= Susanna Mountfort =

British stage actress

Susanna Mountfort (1690-1720) was a British stage actress.

She was the daughter of the actors William Mountfort and his wife Susanna Mountfort. In 1692 her father was killed in a duel and her mother remarried and became known as Susanna Verbruggen. Her daughter took to the stage as a child actor in 1703, the year of her mother's death, and acted for many years at the Drury Lane Theatre appearing frequently in comedies as an ingénue.
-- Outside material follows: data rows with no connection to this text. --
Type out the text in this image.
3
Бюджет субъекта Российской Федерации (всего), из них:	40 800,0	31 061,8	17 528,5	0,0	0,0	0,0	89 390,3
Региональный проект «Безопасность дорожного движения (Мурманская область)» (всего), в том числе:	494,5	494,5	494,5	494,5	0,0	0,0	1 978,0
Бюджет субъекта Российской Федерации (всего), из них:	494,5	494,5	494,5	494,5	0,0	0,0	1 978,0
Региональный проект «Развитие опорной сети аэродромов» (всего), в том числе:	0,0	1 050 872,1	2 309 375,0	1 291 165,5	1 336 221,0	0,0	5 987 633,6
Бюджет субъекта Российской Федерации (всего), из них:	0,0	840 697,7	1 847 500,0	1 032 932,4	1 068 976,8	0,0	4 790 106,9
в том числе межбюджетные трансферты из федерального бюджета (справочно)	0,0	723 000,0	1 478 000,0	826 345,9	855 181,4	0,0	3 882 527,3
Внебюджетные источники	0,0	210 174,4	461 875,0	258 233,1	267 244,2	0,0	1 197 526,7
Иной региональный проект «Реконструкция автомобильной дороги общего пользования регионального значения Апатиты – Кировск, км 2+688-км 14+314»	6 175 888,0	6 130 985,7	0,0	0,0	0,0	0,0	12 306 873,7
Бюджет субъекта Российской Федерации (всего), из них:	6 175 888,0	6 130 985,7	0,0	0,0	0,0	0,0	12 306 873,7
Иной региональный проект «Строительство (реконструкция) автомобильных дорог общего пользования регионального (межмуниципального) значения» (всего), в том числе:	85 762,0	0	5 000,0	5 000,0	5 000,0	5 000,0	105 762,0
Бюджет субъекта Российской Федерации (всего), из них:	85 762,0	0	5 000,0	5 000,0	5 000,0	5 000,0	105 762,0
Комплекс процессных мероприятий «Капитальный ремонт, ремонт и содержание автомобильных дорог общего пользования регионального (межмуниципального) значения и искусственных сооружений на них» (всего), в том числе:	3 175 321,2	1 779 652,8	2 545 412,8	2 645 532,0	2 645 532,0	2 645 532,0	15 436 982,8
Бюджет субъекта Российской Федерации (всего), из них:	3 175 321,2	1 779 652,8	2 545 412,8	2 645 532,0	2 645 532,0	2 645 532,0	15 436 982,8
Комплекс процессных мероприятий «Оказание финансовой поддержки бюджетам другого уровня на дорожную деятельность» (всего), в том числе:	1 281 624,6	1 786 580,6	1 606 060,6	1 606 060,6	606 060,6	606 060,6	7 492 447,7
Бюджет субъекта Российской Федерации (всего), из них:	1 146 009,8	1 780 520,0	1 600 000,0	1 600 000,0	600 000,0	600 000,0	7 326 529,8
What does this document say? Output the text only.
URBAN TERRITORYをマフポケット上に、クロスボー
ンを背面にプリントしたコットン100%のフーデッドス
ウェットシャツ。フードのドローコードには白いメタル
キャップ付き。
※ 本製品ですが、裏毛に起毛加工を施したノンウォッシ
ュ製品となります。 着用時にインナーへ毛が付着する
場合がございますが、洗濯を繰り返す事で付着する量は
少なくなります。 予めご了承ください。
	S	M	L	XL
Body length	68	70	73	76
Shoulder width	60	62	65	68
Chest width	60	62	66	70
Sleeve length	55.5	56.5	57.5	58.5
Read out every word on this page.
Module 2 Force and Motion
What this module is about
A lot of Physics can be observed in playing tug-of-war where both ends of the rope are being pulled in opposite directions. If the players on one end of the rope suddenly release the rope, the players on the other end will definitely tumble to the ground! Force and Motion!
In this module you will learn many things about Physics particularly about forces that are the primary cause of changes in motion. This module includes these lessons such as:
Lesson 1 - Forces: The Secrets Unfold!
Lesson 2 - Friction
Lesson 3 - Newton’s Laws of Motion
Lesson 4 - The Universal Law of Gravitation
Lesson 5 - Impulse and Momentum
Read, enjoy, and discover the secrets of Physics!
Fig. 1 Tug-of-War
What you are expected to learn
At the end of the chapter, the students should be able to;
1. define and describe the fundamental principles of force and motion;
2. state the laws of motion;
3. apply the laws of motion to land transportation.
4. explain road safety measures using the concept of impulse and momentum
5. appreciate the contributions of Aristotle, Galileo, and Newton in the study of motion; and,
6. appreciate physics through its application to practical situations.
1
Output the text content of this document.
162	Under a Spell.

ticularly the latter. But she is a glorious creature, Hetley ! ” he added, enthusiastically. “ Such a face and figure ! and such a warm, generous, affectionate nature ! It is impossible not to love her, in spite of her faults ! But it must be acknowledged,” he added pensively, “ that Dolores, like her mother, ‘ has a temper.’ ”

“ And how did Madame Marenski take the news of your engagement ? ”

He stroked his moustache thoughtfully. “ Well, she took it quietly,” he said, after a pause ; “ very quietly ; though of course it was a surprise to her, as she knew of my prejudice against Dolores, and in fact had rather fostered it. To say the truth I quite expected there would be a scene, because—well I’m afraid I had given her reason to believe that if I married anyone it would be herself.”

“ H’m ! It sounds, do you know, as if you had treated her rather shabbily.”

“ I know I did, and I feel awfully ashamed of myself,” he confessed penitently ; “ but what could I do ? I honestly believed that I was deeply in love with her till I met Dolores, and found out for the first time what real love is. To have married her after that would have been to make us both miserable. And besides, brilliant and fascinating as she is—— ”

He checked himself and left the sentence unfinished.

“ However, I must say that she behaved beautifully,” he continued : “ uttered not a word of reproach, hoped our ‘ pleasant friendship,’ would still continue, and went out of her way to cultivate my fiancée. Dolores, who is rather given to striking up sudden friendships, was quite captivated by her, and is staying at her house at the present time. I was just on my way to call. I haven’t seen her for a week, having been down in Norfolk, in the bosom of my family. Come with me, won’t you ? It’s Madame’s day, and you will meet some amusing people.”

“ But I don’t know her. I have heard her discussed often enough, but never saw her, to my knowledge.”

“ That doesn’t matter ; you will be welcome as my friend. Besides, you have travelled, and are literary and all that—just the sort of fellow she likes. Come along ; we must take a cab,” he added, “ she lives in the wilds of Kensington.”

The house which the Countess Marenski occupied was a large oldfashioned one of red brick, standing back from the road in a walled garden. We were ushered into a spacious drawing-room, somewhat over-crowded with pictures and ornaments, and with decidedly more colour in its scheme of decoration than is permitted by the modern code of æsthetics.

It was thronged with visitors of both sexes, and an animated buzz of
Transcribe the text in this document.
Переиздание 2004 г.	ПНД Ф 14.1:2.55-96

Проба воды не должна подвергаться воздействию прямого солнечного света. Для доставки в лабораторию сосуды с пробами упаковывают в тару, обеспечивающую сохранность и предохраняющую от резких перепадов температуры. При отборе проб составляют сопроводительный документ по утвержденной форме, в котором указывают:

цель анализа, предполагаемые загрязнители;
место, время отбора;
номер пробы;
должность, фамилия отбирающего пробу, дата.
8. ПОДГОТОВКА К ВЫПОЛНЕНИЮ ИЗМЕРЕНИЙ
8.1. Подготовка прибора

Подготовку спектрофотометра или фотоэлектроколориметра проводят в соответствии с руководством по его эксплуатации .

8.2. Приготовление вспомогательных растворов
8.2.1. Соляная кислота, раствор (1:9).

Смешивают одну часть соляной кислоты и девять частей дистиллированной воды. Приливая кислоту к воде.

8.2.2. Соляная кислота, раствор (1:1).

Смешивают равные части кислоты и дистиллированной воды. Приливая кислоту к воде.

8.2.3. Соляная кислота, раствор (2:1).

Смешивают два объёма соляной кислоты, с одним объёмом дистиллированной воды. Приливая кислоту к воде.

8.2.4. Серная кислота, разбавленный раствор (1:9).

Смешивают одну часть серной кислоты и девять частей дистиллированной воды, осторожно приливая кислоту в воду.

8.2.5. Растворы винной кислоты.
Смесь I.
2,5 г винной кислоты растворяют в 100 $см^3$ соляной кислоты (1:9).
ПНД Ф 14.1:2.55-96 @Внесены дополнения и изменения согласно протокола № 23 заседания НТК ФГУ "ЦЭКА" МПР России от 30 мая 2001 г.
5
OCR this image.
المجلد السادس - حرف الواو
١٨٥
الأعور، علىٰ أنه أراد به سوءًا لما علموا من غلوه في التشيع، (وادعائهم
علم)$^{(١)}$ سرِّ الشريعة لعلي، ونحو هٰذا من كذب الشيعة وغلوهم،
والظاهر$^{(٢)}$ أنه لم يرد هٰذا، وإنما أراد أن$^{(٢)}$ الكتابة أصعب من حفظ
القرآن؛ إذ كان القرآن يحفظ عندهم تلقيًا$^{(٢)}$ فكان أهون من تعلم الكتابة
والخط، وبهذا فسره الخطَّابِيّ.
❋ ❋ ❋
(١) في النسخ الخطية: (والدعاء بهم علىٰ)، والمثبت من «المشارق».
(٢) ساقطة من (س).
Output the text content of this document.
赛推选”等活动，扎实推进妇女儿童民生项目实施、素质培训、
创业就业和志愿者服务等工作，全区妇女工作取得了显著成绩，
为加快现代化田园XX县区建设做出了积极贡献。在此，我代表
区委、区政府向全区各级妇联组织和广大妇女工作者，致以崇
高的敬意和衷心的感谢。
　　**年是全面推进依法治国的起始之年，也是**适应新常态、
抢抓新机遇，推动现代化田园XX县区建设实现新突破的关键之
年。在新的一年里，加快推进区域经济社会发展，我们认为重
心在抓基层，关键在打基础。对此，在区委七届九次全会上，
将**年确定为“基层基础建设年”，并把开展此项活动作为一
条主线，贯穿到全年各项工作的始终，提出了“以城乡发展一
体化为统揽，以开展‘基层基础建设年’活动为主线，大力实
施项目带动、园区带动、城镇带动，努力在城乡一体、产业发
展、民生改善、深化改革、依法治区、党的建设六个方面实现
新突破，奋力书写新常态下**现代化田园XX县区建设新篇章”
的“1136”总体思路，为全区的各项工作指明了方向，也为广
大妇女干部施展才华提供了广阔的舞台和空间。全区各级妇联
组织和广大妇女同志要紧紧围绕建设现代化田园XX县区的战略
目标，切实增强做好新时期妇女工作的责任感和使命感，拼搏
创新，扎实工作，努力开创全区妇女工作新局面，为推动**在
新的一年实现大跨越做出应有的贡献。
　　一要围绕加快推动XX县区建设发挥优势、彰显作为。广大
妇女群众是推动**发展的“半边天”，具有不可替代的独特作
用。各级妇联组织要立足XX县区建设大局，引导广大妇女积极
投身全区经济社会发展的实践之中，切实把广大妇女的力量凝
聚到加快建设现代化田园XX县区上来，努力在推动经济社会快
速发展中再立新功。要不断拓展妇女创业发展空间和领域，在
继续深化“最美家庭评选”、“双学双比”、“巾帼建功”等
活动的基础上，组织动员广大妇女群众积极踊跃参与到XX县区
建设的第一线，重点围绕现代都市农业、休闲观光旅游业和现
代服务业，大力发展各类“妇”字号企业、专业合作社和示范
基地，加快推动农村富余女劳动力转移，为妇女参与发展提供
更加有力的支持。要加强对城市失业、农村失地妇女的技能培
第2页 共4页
She also played Ophelia in Shakespeare's Hamlet.

==Selected roles==
- Berynthia in An Act at Oxford by Thomas Baker (1704)
- Angelica in The Biter by Nicholas Rowe (1704)
- Valeria The Basset Table by Susanna Centlivre (1705)
- Rose in The Recruiting Officer by George Farquhar (1706)
- Florinda in The Wife of Bath by John Gay (1713)
- Charlotte in The Female Advocates by William Taverner (1713)
- Aurelia in The Apparition by Anonymous (1713)
- Flora in The Country Lasses by Charles Johnson (1715)
- Fidelia in The Play is the Plot by John Durant Breval (1718)

==Bibliography==
- Goff, Moira. The Incomparable Hester Santlow: A Dancer-actress on the Georgian Stage. Ashgate, 2007.
- Milling, Jane (ed.). The Basset Table. Broadview Press, 2009.